The “balm of Gilead” is a reference from the Old Testament, Jeremiah 8:20-22: “I am wounded at the sight of my people’s wound, I go like a mourner, overcome with horror. Is there no balm in Gilead? Is there no physician there? Why then is there no healing for the wounds of my (God’s) people?” Most of us are familiar with the lyrics of the spiritual, which proclaims “There Is A Balm in Gilead.” The spiritual asserts that the answer to Jeremiah’s question is found in the New Testament in the person of Jesus Christ: “There is a balm in Gilead, To make the wounded whole; There is a balm in Gilead, To heal the sin-sick soul.”

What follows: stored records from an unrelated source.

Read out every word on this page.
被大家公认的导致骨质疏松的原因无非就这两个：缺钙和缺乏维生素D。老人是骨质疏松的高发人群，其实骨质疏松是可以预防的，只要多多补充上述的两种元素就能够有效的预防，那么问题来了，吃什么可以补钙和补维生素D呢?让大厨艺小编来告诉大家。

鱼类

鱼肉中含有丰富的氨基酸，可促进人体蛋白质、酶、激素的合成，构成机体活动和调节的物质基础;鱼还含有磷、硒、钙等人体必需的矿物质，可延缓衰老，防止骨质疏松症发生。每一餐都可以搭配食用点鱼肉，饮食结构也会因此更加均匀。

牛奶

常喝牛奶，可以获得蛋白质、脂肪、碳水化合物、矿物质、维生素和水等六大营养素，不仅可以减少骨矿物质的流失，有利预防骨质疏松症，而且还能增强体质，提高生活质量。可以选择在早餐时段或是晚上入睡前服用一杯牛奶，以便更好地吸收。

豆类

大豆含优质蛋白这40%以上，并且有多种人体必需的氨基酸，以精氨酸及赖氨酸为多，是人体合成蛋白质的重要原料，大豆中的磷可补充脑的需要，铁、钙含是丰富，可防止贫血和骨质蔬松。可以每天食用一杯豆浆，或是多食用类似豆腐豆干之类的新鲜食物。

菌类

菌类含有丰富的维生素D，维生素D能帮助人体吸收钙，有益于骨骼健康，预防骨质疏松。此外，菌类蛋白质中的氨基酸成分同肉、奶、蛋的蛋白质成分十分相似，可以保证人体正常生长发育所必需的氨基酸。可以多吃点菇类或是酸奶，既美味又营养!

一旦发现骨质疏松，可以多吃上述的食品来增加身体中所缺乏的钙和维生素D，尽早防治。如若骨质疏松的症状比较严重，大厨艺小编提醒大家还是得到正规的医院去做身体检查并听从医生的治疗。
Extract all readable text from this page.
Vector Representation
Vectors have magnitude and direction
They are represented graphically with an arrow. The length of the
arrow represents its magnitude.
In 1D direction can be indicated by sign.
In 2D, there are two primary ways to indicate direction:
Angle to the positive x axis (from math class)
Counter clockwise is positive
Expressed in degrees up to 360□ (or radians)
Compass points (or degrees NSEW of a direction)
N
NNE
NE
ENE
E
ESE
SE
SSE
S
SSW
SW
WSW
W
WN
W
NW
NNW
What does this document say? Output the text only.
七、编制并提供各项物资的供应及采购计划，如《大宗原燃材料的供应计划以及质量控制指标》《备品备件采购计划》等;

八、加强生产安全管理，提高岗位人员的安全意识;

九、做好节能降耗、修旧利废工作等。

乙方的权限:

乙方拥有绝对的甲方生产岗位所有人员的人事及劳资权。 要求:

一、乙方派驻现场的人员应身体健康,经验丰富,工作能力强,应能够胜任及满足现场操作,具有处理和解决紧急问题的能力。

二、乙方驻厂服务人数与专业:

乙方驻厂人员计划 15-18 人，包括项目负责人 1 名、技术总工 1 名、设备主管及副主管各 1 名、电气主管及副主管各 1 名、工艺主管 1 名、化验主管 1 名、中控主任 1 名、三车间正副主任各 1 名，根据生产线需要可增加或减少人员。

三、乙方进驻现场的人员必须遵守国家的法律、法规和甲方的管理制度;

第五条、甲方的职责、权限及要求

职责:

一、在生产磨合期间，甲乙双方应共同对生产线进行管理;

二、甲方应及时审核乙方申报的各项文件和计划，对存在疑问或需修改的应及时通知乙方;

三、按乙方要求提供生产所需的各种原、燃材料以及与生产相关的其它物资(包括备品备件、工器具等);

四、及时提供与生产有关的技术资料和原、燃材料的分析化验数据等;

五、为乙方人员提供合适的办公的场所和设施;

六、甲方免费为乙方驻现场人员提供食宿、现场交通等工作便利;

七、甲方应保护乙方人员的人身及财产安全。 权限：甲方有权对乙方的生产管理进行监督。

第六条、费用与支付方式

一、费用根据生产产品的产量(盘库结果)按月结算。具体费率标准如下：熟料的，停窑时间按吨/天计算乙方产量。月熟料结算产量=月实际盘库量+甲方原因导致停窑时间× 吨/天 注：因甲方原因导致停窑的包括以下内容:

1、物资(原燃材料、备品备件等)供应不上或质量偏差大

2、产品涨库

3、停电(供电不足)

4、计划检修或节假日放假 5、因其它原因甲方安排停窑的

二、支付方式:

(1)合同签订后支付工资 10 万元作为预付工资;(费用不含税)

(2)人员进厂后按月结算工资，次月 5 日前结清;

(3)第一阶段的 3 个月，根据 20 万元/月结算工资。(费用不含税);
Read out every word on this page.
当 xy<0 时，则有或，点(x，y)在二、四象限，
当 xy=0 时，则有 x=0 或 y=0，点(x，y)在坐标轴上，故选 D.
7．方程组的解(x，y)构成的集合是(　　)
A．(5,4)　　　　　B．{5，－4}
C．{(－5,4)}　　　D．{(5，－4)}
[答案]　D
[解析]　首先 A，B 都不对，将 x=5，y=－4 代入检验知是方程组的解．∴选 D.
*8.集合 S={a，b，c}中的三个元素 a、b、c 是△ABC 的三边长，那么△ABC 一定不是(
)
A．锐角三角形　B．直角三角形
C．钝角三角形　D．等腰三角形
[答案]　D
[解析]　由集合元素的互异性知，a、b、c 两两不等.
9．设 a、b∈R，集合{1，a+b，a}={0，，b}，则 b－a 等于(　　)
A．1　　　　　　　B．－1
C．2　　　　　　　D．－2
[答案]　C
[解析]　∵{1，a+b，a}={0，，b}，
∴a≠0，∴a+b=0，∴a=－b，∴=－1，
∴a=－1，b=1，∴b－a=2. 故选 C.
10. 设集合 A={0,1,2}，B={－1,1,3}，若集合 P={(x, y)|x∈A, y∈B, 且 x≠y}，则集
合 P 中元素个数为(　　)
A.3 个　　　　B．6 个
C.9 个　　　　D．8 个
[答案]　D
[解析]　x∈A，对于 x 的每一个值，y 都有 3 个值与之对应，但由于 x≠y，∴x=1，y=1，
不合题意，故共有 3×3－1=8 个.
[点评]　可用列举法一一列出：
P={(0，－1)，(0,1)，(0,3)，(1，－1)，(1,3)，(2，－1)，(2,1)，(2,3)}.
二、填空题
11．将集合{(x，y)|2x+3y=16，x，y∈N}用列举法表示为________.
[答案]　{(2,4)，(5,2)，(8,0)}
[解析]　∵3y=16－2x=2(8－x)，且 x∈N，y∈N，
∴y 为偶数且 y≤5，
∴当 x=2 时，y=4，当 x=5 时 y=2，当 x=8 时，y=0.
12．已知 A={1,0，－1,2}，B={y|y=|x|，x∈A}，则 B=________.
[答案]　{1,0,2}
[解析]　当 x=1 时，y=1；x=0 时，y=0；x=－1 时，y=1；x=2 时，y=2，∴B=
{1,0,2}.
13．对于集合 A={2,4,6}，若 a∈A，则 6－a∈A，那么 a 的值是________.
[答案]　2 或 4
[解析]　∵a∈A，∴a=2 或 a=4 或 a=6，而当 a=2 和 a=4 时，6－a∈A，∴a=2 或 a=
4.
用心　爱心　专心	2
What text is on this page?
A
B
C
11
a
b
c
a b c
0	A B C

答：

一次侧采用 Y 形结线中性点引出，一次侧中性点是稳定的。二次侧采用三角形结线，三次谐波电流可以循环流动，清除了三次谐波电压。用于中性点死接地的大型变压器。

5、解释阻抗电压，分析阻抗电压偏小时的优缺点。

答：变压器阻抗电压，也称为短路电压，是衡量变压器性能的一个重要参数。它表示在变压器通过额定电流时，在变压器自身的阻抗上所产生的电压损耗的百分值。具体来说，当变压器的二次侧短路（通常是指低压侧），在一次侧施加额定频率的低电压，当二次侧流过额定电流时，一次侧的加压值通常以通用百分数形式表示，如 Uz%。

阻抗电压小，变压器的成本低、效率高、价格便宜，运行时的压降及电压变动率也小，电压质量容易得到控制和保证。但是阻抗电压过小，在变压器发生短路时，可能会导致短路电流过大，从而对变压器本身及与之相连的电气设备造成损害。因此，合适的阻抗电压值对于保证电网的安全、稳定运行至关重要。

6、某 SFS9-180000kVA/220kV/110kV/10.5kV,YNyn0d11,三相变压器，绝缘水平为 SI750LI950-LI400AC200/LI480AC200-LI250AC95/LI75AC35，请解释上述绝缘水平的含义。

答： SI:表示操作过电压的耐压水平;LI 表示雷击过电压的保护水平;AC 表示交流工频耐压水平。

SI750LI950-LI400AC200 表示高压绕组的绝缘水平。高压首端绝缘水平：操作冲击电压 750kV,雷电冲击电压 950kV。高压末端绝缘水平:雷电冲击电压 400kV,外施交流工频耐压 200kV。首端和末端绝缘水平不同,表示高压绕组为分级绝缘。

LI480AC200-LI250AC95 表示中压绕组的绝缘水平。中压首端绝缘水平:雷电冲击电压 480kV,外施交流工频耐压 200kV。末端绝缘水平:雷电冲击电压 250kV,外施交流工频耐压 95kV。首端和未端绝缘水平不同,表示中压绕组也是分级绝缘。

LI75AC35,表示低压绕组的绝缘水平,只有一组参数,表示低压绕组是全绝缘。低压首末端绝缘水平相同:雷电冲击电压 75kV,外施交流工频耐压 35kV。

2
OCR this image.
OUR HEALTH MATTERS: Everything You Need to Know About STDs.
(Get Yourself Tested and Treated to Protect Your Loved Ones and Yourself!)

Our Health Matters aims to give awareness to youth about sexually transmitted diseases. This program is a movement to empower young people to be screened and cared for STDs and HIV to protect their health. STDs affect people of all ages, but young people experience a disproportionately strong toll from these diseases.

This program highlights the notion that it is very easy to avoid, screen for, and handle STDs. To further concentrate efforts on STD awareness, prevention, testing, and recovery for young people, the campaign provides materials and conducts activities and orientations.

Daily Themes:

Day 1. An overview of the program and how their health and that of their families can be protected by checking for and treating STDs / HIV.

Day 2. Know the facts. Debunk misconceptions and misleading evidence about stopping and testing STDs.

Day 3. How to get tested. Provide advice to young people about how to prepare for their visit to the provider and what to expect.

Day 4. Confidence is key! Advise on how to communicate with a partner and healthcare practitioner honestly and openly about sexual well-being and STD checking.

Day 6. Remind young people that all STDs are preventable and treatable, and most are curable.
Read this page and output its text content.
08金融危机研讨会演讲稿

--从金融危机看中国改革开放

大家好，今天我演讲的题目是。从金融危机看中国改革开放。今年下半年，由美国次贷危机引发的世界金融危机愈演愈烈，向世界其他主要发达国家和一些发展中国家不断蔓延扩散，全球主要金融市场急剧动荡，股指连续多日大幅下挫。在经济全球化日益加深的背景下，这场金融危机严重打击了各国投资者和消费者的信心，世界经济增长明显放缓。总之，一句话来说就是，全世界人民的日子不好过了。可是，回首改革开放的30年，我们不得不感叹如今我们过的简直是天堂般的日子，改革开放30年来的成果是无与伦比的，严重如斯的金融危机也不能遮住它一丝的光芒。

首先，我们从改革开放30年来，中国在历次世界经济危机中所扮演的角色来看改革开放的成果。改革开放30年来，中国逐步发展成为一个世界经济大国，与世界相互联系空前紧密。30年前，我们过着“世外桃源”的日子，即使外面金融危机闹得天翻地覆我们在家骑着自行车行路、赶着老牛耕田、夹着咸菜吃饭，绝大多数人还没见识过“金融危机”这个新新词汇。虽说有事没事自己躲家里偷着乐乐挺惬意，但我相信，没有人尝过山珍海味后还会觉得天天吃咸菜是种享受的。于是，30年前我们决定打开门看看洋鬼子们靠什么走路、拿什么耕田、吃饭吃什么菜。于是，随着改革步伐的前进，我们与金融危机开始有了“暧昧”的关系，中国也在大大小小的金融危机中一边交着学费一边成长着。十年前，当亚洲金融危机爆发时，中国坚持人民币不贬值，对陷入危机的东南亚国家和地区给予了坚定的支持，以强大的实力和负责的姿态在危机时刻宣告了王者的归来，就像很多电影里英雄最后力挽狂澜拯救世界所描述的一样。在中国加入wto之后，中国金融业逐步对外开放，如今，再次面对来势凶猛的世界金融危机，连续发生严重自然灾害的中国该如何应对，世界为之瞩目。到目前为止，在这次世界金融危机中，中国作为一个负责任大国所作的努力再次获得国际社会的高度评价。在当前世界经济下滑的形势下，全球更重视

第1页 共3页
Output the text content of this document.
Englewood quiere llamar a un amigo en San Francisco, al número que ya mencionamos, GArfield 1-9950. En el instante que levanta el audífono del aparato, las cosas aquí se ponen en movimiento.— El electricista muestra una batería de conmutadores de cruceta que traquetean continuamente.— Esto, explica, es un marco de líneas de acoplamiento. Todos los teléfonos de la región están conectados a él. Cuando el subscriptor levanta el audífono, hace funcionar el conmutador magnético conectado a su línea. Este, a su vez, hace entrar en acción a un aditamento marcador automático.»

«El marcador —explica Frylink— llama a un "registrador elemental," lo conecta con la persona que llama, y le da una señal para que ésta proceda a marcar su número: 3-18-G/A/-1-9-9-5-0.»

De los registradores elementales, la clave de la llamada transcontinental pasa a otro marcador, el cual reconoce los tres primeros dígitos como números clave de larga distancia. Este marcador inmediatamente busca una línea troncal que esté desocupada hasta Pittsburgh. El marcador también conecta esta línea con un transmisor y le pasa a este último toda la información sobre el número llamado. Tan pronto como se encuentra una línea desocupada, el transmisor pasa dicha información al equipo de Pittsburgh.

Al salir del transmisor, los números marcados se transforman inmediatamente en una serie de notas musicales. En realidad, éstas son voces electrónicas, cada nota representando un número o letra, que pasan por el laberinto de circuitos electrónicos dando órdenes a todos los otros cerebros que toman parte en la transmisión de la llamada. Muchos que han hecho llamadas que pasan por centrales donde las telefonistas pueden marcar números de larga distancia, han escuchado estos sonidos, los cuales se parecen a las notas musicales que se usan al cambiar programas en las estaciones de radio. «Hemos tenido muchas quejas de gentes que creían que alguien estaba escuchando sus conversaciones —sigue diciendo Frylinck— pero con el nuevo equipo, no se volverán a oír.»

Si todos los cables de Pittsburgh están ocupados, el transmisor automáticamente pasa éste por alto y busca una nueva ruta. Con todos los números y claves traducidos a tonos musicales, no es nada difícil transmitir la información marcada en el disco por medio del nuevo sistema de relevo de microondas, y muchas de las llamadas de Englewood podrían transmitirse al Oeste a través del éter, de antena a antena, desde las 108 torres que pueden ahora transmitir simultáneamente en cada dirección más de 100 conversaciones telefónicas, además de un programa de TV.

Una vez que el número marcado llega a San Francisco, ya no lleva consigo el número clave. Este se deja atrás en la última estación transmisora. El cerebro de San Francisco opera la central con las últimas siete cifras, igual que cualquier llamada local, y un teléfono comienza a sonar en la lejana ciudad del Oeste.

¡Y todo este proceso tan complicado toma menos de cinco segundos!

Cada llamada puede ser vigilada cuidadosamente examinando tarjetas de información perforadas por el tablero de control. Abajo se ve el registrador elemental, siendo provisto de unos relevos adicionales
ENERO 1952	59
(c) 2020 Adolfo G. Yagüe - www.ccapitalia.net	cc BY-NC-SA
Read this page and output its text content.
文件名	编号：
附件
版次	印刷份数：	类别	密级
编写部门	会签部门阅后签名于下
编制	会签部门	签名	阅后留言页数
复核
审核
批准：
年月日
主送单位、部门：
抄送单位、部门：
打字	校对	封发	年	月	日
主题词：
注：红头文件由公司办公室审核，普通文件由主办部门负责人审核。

Like so many of our Christian hymns, Jeremiah’s questions are given an “individualistic” answer by the spiritual. While Jeremiah is overcome by the sight of “my people’s wound,” the spiritual deals with an individual soul: “Don’t ever feel discouraged, for Jesus is your friend, and if you look for knowledge he’ll ne’er refuse to lend.” Jesus tells us that God knows us as individuals and responds to us as such, but Jesus, like Jeremiah before him, is also overcome by the sight of “my people’s wound” not just yours and mine. The gospel is not an individualistic gospel—“God so loved the world”—not just me and thee. To make the gospel merely individualistic is unchristian; to make the gospel merely global or social is unchristian. The holy conjunctions, “both/and” bring the two together.
The “balm of Gilead” was a medicinal herb used to cure ailments, but it was interpreted by Jeremiah as a spiritual medicine that could heal not just a person’s ailments, but the ailments (wounds) of the whole people, Israel—“my (God’s) people.”
Edgar Allen Poe in his poem, The Raven, asks Jeremiah’s question: “Is there—is there balm in Gilead?—tell me—tell me, I implore!” I find myself asking the same question this morning. With Jeremiah “I am wounded at the sight of my people’s wound” (read: my own wounds, my neighbor’s, my community’s, my nation’s, my world’s wounds). This world of mine, and the world God loves, includes a diverse people (race, gender, creed, nationality). Is there no balm in Gilead? The question becomes my morning prayer using Poe’s words: “Is there—is there balm in Gilead? (America, Africa, Europe, Middle East, Asia)—tell me—tell me, I implore!”